Teaching Kids About Money Starts With a Real Account
There’s a certain moment every parent recognizes: your child receives birthday money, holds the bills with wide eyes, and asks, “Where should I keep this?” That moment is a perfect opening. Opening a bank account for a minor is one of the most practical financial lessons you can give a child, and it’s simpler than most parents expect.
Whether your kid is seven or seventeen, having their own account builds habits that stick. Saving becomes real. Spending becomes deliberate. And the abstract idea of “managing money” turns into something they can actually see and touch.
What Type of Account Do Minors Need?
Most banks offer what’s called a custodial account or a joint account for minors. Since children under 18 can’t legally sign binding contracts on their own, a parent or legal guardian must be listed as a co-owner on the account.

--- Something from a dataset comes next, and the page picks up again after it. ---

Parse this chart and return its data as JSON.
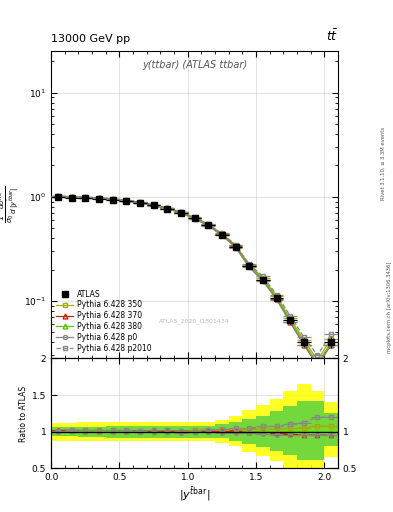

A custodial account (sometimes called a UTMA or UGMA account) technically transfers ownership to the child when they reach adulthood. A joint account, on the other hand, keeps both the parent and child as equal account holders indefinitely. For everyday savings and spending purposes, a standard joint checking or savings account is usually the easiest route.
Some banks also offer student accounts specifically designed for teens, which often come with no monthly fees, no minimum balance requirements, and simple mobile banking tools.

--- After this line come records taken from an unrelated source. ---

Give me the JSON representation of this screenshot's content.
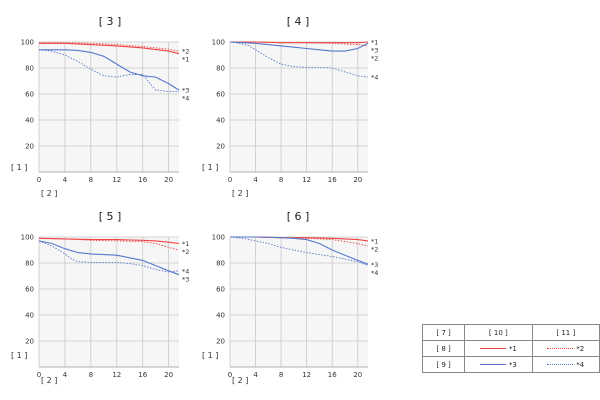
{
  "chart_data": [
    {
      "type": "line",
      "title": "[ 3 ]",
      "ylabel": "[ 1 ]",
      "xlabel": "[ 2 ]",
      "xlim": [
        0,
        21.6
      ],
      "ylim": [
        0,
        100
      ],
      "xticks": [
        0,
        4,
        8,
        12,
        16,
        20
      ],
      "yticks": [
        20,
        40,
        60,
        80,
        100
      ],
      "series": [
        {
          "name": "*1",
          "color": "#ee4444",
          "style": "solid",
          "x": [
            0,
            4,
            8,
            12,
            16,
            20,
            21.6
          ],
          "y": [
            99,
            99,
            98,
            97,
            95.5,
            93,
            91
          ]
        },
        {
          "name": "*2",
          "color": "#ee4444",
          "style": "dotted",
          "x": [
            0,
            4,
            8,
            12,
            16,
            20,
            21.6
          ],
          "y": [
            99.5,
            99.5,
            99,
            98,
            96.5,
            94.5,
            93
          ]
        },
        {
          "name": "*3",
          "color": "#5577cc",
          "style": "solid",
          "x": [
            0,
            2,
            4,
            6,
            8,
            10,
            12,
            14,
            16,
            18,
            20,
            21.6
          ],
          "y": [
            94,
            94,
            94,
            93.5,
            92,
            89,
            83,
            77,
            74,
            73,
            68,
            63
          ]
        },
        {
          "name": "*4",
          "color": "#5577cc",
          "style": "dotted",
          "x": [
            0,
            2,
            4,
            6,
            8,
            10,
            12,
            14,
            16,
            18,
            20,
            21.6
          ],
          "y": [
            94,
            93,
            90,
            85,
            79,
            74,
            73,
            75,
            75,
            63,
            62,
            62
          ]
        }
      ],
      "end_labels": [
        "*2",
        "*1",
        "*3",
        "*4"
      ]
    },
    {
      "type": "line",
      "title": "[ 4 ]",
      "ylabel": "[ 1 ]",
      "xlabel": "[ 2 ]",
      "xlim": [
        0,
        21.6
      ],
      "ylim": [
        0,
        100
      ],
      "xticks": [
        0,
        4,
        8,
        12,
        16,
        20
      ],
      "yticks": [
        20,
        40,
        60,
        80,
        100
      ],
      "series": [
        {
          "name": "*1",
          "color": "#ee4444",
          "style": "solid",
          "x": [
            0,
            4,
            8,
            12,
            16,
            20,
            21.6
          ],
          "y": [
            100,
            100,
            99.5,
            99.5,
            99.5,
            99.5,
            100
          ]
        },
        {
          "name": "*2",
          "color": "#ee4444",
          "style": "dotted",
          "x": [
            0,
            4,
            8,
            12,
            16,
            20,
            21.6
          ],
          "y": [
            100,
            100,
            99.5,
            99.5,
            99,
            98,
            97
          ]
        },
        {
          "name": "*3",
          "color": "#5577cc",
          "style": "solid",
          "x": [
            0,
            4,
            8,
            10,
            12,
            14,
            16,
            18,
            20,
            21.6
          ],
          "y": [
            100,
            99,
            97,
            96,
            95,
            94,
            93,
            93,
            95,
            99
          ]
        },
        {
          "name": "*4",
          "color": "#5577cc",
          "style": "dotted",
          "x": [
            0,
            1.5,
            3,
            4,
            6,
            8,
            10,
            12,
            14,
            16,
            18,
            20,
            21.6
          ],
          "y": [
            100,
            99,
            97,
            94,
            88,
            83,
            81,
            80.5,
            80.5,
            80,
            77,
            74,
            73
          ]
        }
      ],
      "end_labels": [
        "*1",
        "*3",
        "*2",
        "*4"
      ]
    },
    {
      "type": "line",
      "title": "[ 5 ]",
      "ylabel": "[ 1 ]",
      "xlabel": "[ 2 ]",
      "xlim": [
        0,
        21.6
      ],
      "ylim": [
        0,
        100
      ],
      "xticks": [
        0,
        4,
        8,
        12,
        16,
        20
      ],
      "yticks": [
        20,
        40,
        60,
        80,
        100
      ],
      "series": [
        {
          "name": "*1",
          "color": "#ee4444",
          "style": "solid",
          "x": [
            0,
            4,
            8,
            12,
            16,
            18,
            20,
            21.6
          ],
          "y": [
            99,
            98.5,
            98,
            98,
            97.5,
            97,
            96,
            95
          ]
        },
        {
          "name": "*2",
          "color": "#ee4444",
          "style": "dotted",
          "x": [
            0,
            4,
            8,
            12,
            16,
            18,
            20,
            21.6
          ],
          "y": [
            99,
            98.5,
            97.5,
            97,
            96.5,
            95,
            92,
            90
          ]
        },
        {
          "name": "*3",
          "color": "#5577cc",
          "style": "solid",
          "x": [
            0,
            2,
            4,
            6,
            8,
            10,
            12,
            14,
            16,
            18,
            20,
            21.6
          ],
          "y": [
            97,
            95,
            91,
            88,
            87,
            86.5,
            86,
            84,
            82,
            78,
            74,
            71
          ]
        },
        {
          "name": "*4",
          "color": "#5577cc",
          "style": "dotted",
          "x": [
            0,
            2,
            4,
            5,
            6,
            8,
            10,
            12,
            14,
            16,
            18,
            20,
            21.6
          ],
          "y": [
            97,
            93,
            87,
            83,
            81,
            80.5,
            80.5,
            80.5,
            79.5,
            78,
            75,
            73,
            74
          ]
        }
      ],
      "end_labels": [
        "*1",
        "*2",
        "*4",
        "*3"
      ]
    },
    {
      "type": "line",
      "title": "[ 6 ]",
      "ylabel": "[ 1 ]",
      "xlabel": "[ 2 ]",
      "xlim": [
        0,
        21.6
      ],
      "ylim": [
        0,
        100
      ],
      "xticks": [
        0,
        4,
        8,
        12,
        16,
        20
      ],
      "yticks": [
        20,
        40,
        60,
        80,
        100
      ],
      "series": [
        {
          "name": "*1",
          "color": "#ee4444",
          "style": "solid",
          "x": [
            0,
            4,
            8,
            12,
            16,
            20,
            21.6
          ],
          "y": [
            100,
            100,
            99.5,
            99.5,
            99,
            98,
            97
          ]
        },
        {
          "name": "*2",
          "color": "#ee4444",
          "style": "dotted",
          "x": [
            0,
            4,
            8,
            12,
            16,
            20,
            21.6
          ],
          "y": [
            100,
            100,
            99.5,
            99,
            98,
            95,
            93
          ]
        },
        {
          "name": "*3",
          "color": "#5577cc",
          "style": "solid",
          "x": [
            0,
            4,
            8,
            10,
            12,
            14,
            16,
            18,
            20,
            21.6
          ],
          "y": [
            100,
            100,
            99.5,
            99,
            98,
            95,
            90,
            86,
            82,
            79
          ]
        },
        {
          "name": "*4",
          "color": "#5577cc",
          "style": "dotted",
          "x": [
            0,
            2,
            4,
            6,
            8,
            10,
            12,
            14,
            16,
            18,
            20,
            21.6
          ],
          "y": [
            100,
            99,
            97,
            95,
            92,
            90,
            88,
            86.5,
            85,
            83,
            81,
            78
          ]
        }
      ],
      "end_labels": [
        "*1",
        "*2",
        "*3",
        "*4"
      ]
    }
  ],
  "legend": {
    "header": [
      "[ 7 ]",
      "[ 10 ]",
      "[ 11 ]"
    ],
    "rows": [
      {
        "label": "[ 8 ]",
        "a": "*1",
        "b": "*2"
      },
      {
        "label": "[ 9 ]",
        "a": "*3",
        "b": "*4"
      }
    ]
  }
}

What You’ll Need to Get Started
The documentation required is straightforward. Before heading to a branch or starting an online application, gather the following:
- The child’s birth certificate or passport (as proof of age and identity)
- The parent or guardian’s government-issued photo ID
- The child’s Social Security Number (SSN) or Individual Taxpayer Identification Number (ITIN)
- Proof of address (a utility bill or bank statement in the parent’s name usually works)
- An initial deposit, if the bank requires one (many accounts start with as little as $1 to $25)

If you’re applying online, most banks will let you upload scanned copies of these documents. In-person visits are still common for minor accounts, since some institutions require the child to be physically present to sign any forms they’re able to.
Choosing the Right Bank
Big Banks vs. Credit Unions
Large national banks like Chase, Bank of America, or Wells Fargo all offer accounts for minors and come with the convenience of wide ATM networks and robust apps. Credit unions, meanwhile, tend to offer lower fees and a more personal experience. If your family already has an account somewhere, starting there often makes the process faster.
Online-Only Options
A few fintech companies have built products specifically with young users in mind. Greenlight and Step are two popular examples: they offer debit cards for kids, parental controls, spending notifications, and built-in savings tools. These aren’t traditional bank accounts, but they serve a similar purpose and can be especially engaging for tech-savvy teens.
After the Account Is Open
The account itself is just the beginning. The real value comes from how you use it as a teaching tool. Set a small savings goal together, maybe for a video game or a pair of sneakers, and let your child watch the balance grow. Show them how to read a bank statement. Talk about the difference between a checking account (for spending) and a savings account (for holding onto money longer).
As your child gets older, gradually give them more control. A teenager who has managed their own account for a few years arrives at adulthood with something most of their peers don’t have: real experience making financial decisions.
Opening that first account takes less than an hour. The habits it builds can last a lifetime.